The jet fuel price ended last week up 1.6% at 146.05/barrel, IATA analysis showed.
Jet fuel price average for 2023 estimated by IATA is $137.93/b.
This month's demand should hit 6.6mn barrels per day, the highest reading since February 2020, said Viktor Katona, an analyst at data firm Kpler.
Cold weather along the US Gulf Coast recently knocked out some processing plants and pushed up the premium for jet fuel, said Gary Simmons, chief commercial officer at Valero Energy.
"Overall, we expect jet demand to increase significantly this year," he said recently, as air travel continues to rise. US East Coast supplies are likely to remain scarce until mid-February, he said.
A February 5 European Union embargo on imports of seaborne Russian refined products will also pressure European supplies and will increase the call on US refiners to fill the gap, a Reuters’ dispatch said.
US jet fuel inventories ended last year at 34mn barrels, the lowest since 1990, according to federal government data. Total jet fuel supplied, a proxy for demand, stood at 1.56mn barrels per day in 2022, the highest since 2019.
Aviation fuel prices have remained high, and are likely to impact ticket prices in the near term.
The ‘crack spread’ – or the difference between the price of Brent crude and jet fuel price – is at its widest since the beginning of the year, said Willie Walsh, Director General, International Air Transport Association (IATA).
If this gap doesn’t reduce, we are looking at a hike in airfares, Walsh said.

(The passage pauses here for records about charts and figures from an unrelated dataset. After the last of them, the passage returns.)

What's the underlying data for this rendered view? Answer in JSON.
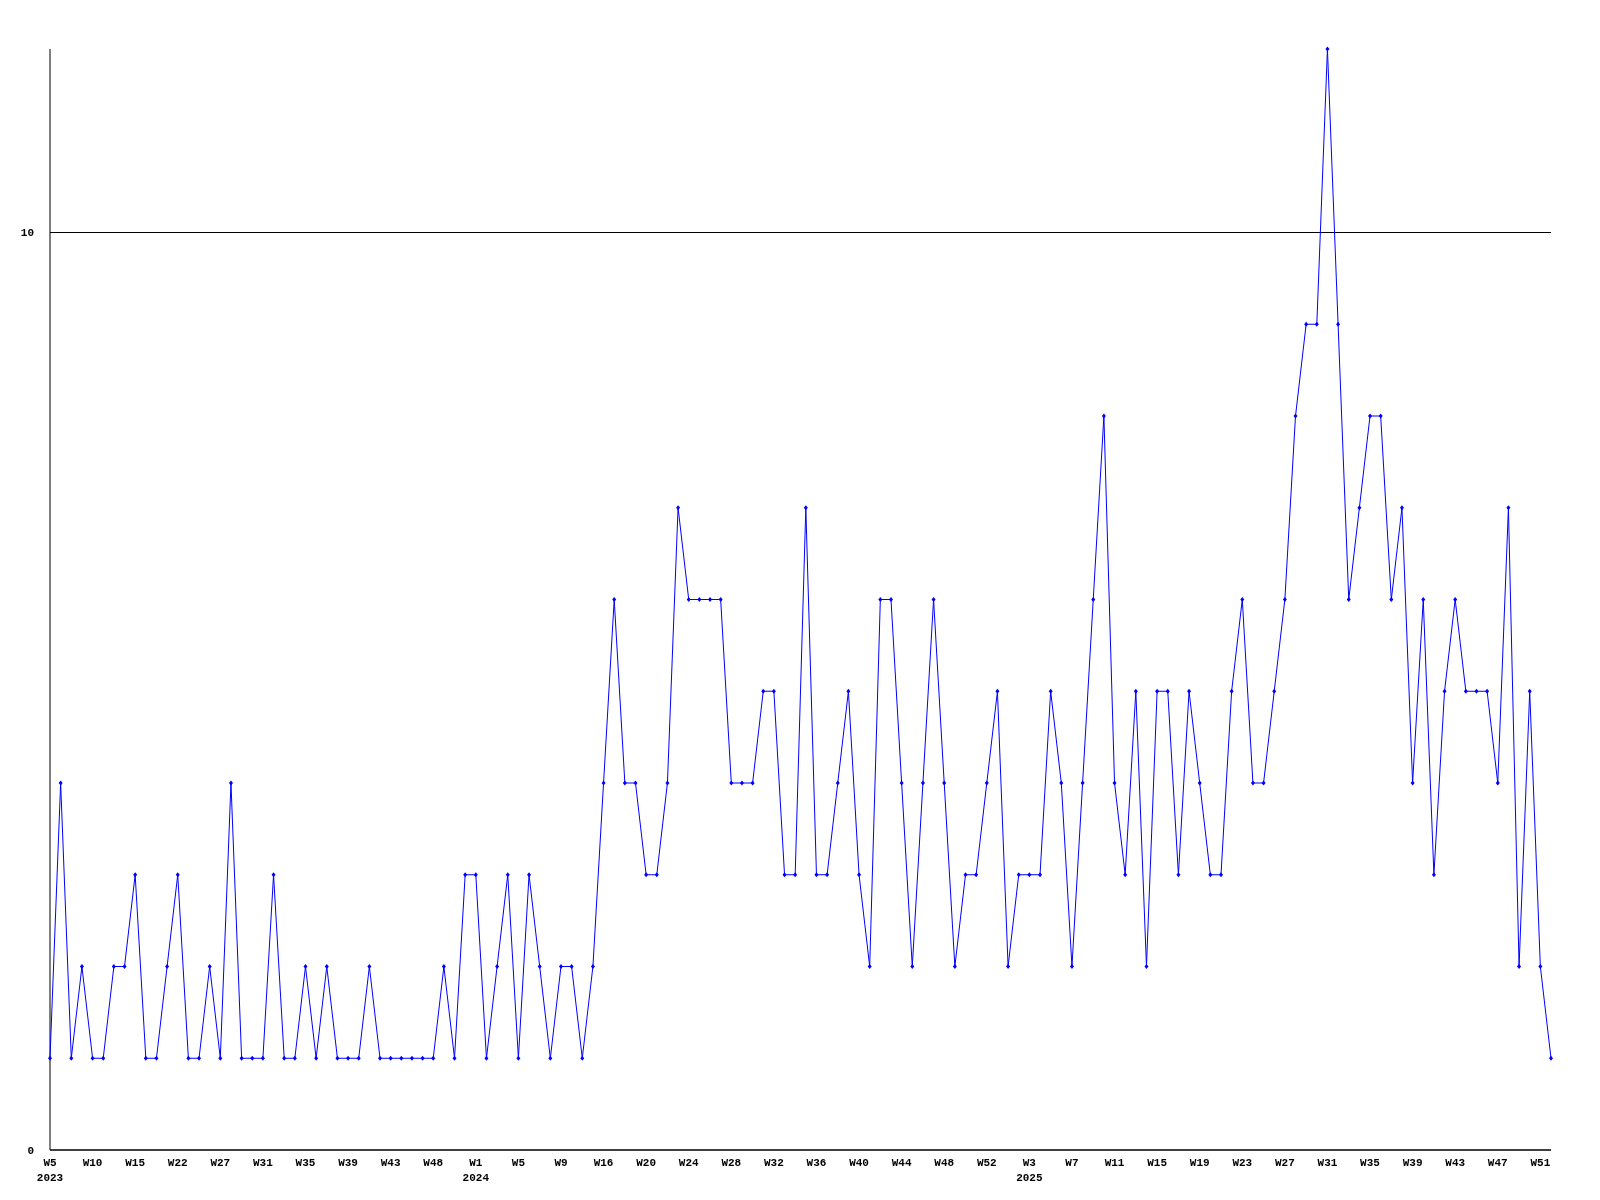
{
  "chart_data": {
    "type": "line",
    "categories": [
      "W5\n2023",
      null,
      null,
      null,
      "W10",
      null,
      null,
      null,
      "W15",
      null,
      null,
      null,
      "W22",
      null,
      null,
      null,
      "W27",
      null,
      null,
      null,
      "W31",
      null,
      null,
      null,
      "W35",
      null,
      null,
      null,
      "W39",
      null,
      null,
      null,
      "W43",
      null,
      null,
      null,
      "W48",
      null,
      null,
      null,
      "W1\n2024",
      null,
      null,
      null,
      "W5",
      null,
      null,
      null,
      "W9",
      null,
      null,
      null,
      "W16",
      null,
      null,
      null,
      "W20",
      null,
      null,
      null,
      "W24",
      null,
      null,
      null,
      "W28",
      null,
      null,
      null,
      "W32",
      null,
      null,
      null,
      "W36",
      null,
      null,
      null,
      "W40",
      null,
      null,
      null,
      "W44",
      null,
      null,
      null,
      "W48",
      null,
      null,
      null,
      "W52",
      null,
      null,
      null,
      "W3\n2025",
      null,
      null,
      null,
      "W7",
      null,
      null,
      null,
      "W11",
      null,
      null,
      null,
      "W15",
      null,
      null,
      null,
      "W19",
      null,
      null,
      null,
      "W23",
      null,
      null,
      null,
      "W27",
      null,
      null,
      null,
      "W31",
      null,
      null,
      null,
      "W35",
      null,
      null,
      null,
      "W39",
      null,
      null,
      null,
      "W43",
      null,
      null,
      null,
      "W47",
      null,
      null,
      null,
      "W51",
      null
    ],
    "series": [
      {
        "color": "#0000ff",
        "values": [
          1,
          4,
          1,
          2,
          1,
          1,
          2,
          2,
          3,
          1,
          1,
          2,
          3,
          1,
          1,
          2,
          1,
          4,
          1,
          1,
          1,
          3,
          1,
          1,
          2,
          1,
          2,
          1,
          1,
          1,
          2,
          1,
          1,
          1,
          1,
          1,
          1,
          2,
          1,
          3,
          3,
          1,
          2,
          3,
          1,
          3,
          2,
          1,
          2,
          2,
          1,
          2,
          4,
          6,
          4,
          4,
          3,
          3,
          4,
          7,
          6,
          6,
          6,
          6,
          4,
          4,
          4,
          5,
          5,
          3,
          3,
          7,
          3,
          3,
          4,
          5,
          3,
          2,
          6,
          6,
          4,
          2,
          4,
          6,
          4,
          2,
          3,
          3,
          4,
          5,
          2,
          3,
          3,
          3,
          5,
          4,
          2,
          4,
          6,
          8,
          4,
          3,
          5,
          2,
          5,
          5,
          3,
          5,
          4,
          3,
          3,
          5,
          6,
          4,
          4,
          5,
          6,
          8,
          9,
          9,
          12,
          9,
          6,
          7,
          8,
          8,
          6,
          7,
          4,
          6,
          3,
          5,
          6,
          5,
          5,
          5,
          4,
          7,
          2,
          5,
          2,
          1
        ]
      }
    ],
    "ylim": [
      0,
      12
    ],
    "yticks": [
      0,
      10
    ],
    "grid": "y",
    "marker": "diamond",
    "line_style": "solid"
  }
}
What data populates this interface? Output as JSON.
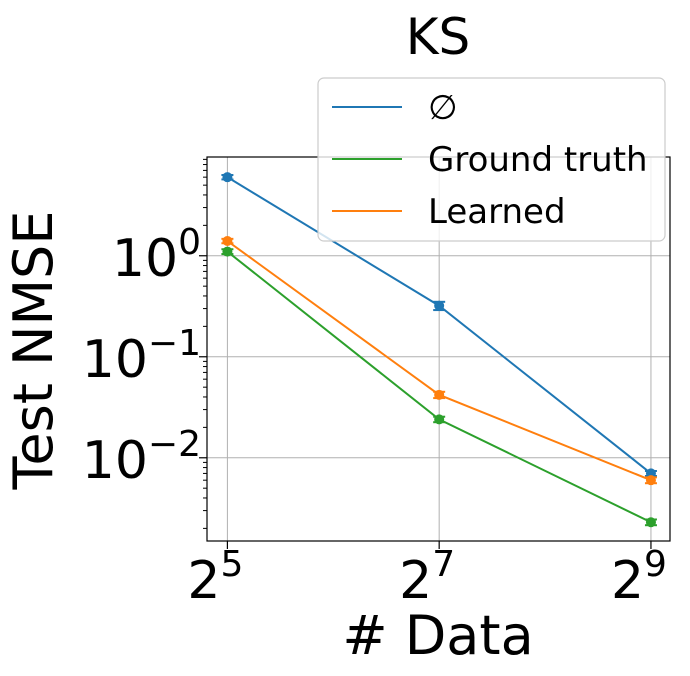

“Airlines don’t have the capacity to absorb the cost,” he added.
Jet fuel prices have long driven airline profitability and the aviation industry as a whole, representing between 14% and as much as 31% of airline operating costs in the past decade, an IATA estimate shows.
One report, however, suggests 40% of the raw material cost in any airline, is for jet fuel or aviation turbine fuel (ATF).
Consequently, airlines hedge a large portion of their annual fuel consumption at lower oil prices in order to protect themselves from the volatility in oil prices. But given the global economic uncertainties, it is easier said than done.
“Because of oil price volatility, we cannot hedge anymore as banks are not ready to hedge. This is because they don’t know where the price is going – north or south,” Qatar Airways Group Chief Executive HE Akbar al-Baker said at an industry event in Doha a few months ago.
“That said, oil price is not in the hands of anyone – it is based on demand and supply and the political climate around the world,” he noted.